# Any thing good????



## Longtime married (Nov 28, 2012)

Is there anywhere post are made in this forum of positive experiences or is this just a place to get help for issues/ problems? 

I've only posted one time about the infrequent number of times we have sex.

So if you've had good experiences post them and maybe we all can learn for them.



I'll start, from time to time the wife will want me to take photos of her for new FB photos. And on several occasions she'll dress up sexy in various outfits she has, it usually winds up being a very enjoyable night. These photos are for our eyes only......


L


----------



## jaquen (Mar 1, 2012)

This section of the board exists for just such a purpose:

Long Term Success in Marriage

I warn you, it's not frequented nearly as often as other sections of the board. Positive talk about married life is definitely in the minority here.
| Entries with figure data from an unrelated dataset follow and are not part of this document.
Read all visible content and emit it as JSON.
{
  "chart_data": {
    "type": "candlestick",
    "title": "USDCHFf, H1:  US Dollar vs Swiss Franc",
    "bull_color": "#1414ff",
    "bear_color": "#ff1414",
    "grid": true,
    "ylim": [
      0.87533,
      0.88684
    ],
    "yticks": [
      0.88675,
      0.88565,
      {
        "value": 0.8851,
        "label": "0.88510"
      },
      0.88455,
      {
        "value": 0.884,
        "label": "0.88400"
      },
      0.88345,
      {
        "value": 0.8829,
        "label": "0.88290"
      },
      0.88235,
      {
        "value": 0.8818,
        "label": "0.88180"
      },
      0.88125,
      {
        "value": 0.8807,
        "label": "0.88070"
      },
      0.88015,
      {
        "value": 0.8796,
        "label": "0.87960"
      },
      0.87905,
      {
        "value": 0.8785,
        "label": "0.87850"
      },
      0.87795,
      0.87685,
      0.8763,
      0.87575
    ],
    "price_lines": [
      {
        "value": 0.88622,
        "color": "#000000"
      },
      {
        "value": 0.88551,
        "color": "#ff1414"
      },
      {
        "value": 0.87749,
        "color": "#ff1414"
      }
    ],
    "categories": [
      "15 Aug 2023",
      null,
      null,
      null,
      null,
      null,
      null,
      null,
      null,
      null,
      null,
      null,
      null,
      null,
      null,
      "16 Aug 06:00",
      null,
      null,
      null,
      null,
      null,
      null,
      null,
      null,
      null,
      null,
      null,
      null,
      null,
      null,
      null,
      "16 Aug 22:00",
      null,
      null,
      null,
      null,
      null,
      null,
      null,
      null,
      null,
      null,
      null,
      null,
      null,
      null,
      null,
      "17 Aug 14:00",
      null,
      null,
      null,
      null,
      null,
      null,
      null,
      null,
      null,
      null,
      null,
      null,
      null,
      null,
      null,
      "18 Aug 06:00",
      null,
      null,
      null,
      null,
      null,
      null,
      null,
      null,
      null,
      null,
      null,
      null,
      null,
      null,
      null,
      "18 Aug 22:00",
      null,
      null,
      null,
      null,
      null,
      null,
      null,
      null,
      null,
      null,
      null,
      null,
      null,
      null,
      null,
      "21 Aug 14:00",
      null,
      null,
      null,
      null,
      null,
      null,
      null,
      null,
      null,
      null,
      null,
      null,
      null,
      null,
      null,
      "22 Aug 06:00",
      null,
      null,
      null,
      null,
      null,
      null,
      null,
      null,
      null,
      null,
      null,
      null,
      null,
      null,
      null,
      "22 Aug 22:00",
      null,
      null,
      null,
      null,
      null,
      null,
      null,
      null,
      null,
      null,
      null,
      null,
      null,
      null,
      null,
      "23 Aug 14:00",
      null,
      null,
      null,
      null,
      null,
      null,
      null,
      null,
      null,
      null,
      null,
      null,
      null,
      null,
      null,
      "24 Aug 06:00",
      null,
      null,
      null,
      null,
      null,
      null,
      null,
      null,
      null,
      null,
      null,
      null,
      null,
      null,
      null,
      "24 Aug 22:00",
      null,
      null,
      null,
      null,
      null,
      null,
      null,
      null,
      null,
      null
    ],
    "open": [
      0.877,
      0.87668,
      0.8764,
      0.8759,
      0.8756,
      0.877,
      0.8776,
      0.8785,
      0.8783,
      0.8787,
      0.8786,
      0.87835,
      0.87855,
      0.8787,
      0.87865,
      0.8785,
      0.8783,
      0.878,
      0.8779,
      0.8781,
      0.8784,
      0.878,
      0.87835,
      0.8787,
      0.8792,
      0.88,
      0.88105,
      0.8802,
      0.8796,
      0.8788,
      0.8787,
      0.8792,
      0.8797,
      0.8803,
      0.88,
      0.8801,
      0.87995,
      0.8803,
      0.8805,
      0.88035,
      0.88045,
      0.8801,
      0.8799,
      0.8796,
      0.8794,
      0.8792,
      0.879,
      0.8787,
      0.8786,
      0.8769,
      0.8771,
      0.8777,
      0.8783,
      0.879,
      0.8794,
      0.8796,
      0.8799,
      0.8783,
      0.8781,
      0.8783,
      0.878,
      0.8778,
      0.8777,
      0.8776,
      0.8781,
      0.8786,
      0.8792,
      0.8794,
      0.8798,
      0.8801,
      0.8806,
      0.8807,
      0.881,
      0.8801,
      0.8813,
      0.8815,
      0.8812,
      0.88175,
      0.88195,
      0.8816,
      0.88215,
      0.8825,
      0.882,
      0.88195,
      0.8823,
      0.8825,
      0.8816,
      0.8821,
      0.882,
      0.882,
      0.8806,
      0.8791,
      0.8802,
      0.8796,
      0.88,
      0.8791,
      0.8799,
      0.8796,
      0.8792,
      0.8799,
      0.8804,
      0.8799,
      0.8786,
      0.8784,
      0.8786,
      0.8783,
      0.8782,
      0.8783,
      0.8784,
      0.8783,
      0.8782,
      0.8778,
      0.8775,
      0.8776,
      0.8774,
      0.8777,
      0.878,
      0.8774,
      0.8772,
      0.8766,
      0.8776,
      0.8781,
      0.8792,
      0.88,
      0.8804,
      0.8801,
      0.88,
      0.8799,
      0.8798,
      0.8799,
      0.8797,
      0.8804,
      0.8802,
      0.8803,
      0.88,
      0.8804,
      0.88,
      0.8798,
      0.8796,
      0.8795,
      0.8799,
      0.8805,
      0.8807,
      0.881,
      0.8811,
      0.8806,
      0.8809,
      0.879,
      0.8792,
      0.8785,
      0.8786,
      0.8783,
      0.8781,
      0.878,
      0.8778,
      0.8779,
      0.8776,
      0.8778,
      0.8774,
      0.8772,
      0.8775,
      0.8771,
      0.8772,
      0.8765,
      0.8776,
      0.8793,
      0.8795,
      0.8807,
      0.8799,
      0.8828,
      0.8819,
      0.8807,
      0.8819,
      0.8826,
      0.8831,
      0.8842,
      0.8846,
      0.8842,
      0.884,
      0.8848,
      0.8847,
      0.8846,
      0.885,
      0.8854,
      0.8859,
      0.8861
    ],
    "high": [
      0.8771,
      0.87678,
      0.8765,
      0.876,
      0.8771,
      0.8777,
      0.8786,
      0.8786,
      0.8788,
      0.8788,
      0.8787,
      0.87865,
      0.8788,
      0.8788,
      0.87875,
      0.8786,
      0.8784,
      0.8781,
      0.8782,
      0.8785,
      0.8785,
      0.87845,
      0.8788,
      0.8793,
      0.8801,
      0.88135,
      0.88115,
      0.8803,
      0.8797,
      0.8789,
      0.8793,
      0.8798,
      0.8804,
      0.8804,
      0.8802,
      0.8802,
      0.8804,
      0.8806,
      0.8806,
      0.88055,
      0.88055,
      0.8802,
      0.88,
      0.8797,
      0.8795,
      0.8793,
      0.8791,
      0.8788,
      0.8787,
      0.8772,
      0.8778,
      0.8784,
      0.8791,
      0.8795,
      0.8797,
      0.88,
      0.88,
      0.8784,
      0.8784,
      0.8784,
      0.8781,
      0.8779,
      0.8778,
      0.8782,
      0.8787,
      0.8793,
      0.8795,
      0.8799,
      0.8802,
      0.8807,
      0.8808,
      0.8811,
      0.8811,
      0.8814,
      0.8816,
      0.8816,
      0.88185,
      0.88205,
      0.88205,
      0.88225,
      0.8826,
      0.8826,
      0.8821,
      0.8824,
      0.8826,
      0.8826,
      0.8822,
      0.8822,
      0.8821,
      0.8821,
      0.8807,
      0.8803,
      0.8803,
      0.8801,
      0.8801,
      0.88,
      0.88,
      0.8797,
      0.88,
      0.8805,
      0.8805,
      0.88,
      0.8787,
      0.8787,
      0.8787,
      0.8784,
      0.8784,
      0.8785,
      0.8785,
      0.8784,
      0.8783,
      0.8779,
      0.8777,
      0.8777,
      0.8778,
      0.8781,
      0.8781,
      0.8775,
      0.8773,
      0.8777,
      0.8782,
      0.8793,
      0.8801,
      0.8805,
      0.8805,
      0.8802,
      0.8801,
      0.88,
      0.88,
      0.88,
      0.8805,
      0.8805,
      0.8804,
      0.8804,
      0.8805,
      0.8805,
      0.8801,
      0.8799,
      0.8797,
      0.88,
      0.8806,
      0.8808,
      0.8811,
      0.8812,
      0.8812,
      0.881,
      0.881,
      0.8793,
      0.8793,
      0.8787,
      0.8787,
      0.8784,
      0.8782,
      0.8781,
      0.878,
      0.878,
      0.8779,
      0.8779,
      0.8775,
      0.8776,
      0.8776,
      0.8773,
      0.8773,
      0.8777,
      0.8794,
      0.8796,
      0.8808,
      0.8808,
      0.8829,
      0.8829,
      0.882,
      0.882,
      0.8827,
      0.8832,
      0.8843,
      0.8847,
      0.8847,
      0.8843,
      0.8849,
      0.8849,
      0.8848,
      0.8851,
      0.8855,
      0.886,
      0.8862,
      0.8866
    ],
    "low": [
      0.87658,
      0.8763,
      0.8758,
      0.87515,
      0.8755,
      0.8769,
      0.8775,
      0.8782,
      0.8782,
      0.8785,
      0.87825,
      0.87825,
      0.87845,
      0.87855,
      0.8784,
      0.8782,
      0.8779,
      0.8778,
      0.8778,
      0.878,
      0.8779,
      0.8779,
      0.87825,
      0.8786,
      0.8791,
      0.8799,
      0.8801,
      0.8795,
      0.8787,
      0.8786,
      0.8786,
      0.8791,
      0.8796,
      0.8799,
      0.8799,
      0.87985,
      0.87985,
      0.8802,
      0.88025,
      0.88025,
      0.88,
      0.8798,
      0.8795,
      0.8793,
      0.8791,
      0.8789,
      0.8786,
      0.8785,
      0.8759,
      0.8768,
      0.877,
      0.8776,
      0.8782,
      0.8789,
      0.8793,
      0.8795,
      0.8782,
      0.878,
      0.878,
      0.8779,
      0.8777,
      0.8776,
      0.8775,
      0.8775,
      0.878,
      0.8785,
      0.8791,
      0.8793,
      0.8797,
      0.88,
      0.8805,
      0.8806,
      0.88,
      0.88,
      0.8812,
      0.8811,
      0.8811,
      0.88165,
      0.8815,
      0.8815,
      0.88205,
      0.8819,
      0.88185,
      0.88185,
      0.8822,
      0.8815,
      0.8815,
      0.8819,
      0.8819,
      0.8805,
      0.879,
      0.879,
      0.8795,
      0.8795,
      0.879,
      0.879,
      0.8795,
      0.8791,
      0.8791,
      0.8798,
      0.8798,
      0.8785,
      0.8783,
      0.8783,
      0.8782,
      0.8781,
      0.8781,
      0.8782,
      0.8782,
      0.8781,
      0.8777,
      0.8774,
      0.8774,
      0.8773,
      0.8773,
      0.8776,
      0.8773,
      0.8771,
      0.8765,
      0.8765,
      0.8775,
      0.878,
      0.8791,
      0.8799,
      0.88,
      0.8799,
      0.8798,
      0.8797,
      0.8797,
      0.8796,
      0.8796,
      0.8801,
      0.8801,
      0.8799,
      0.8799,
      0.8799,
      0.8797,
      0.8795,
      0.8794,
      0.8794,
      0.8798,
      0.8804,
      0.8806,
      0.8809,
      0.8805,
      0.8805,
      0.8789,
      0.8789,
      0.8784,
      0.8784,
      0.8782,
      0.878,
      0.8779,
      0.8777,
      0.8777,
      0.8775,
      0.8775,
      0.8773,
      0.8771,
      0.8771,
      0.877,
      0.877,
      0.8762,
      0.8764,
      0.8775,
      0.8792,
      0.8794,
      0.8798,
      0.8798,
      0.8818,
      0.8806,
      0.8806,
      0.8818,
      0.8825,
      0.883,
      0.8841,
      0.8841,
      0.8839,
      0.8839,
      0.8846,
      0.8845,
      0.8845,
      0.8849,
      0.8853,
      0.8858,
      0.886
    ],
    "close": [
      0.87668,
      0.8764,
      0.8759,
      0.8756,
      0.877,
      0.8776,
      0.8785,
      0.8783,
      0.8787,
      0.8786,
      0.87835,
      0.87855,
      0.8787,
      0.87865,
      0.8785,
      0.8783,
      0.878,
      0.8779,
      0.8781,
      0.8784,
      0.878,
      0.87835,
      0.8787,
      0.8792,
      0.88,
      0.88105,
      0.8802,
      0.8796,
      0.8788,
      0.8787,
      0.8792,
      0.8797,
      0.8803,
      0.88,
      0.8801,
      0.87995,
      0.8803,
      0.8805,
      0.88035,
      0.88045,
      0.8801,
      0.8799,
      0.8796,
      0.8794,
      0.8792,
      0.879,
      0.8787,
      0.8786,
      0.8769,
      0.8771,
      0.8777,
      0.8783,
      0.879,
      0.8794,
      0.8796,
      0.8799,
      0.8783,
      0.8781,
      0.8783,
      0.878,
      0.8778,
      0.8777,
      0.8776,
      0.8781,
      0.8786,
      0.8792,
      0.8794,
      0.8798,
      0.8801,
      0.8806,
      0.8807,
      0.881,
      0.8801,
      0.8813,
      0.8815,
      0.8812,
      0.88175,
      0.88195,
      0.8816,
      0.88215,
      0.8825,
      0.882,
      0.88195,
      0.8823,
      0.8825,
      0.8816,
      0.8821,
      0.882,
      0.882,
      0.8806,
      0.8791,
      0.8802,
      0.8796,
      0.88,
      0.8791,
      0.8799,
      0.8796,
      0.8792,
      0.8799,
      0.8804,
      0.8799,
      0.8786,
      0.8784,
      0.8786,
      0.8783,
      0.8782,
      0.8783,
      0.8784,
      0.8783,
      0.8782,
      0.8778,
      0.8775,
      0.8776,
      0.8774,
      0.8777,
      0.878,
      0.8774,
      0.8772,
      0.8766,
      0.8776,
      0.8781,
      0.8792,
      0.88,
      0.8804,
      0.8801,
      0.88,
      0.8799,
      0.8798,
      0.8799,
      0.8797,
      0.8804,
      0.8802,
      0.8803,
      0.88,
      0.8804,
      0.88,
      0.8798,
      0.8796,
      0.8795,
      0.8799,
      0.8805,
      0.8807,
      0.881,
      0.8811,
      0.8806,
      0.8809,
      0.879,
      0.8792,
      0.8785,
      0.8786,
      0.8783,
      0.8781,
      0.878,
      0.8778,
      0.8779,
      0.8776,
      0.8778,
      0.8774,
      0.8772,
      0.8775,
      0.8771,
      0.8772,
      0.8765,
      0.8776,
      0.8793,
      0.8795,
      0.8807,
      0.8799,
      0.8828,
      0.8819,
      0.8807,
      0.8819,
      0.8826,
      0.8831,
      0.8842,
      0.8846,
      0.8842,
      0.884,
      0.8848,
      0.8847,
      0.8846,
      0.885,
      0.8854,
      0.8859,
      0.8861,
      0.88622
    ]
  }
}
When I want to get an exclusively positive marital talk going, I just start a thread about it. But typically those are the fastest dying thread I ever make.


----------



## waiwera (Sep 8, 2009)

Yep... if you want a dead thread make it a positive one about marriage! Sad ah?

I think most come here because they have problem within the marriage or they just want to improve it but lots of us here are very happily married.

I love and adore my husband. He's handsome and strong and smart. He makes me laugh everyday and always has open arms to hug and hold me.

He's star!

Hows that for positive?


----------



## StargateFan (Nov 19, 2012)

Good news is not news.


----------



## east2west (Oct 19, 2012)

Yea my sex life and my marriage are pretty awesome.

But I don't take it for granted.

I come on here to learn from other people's mistakes.


----------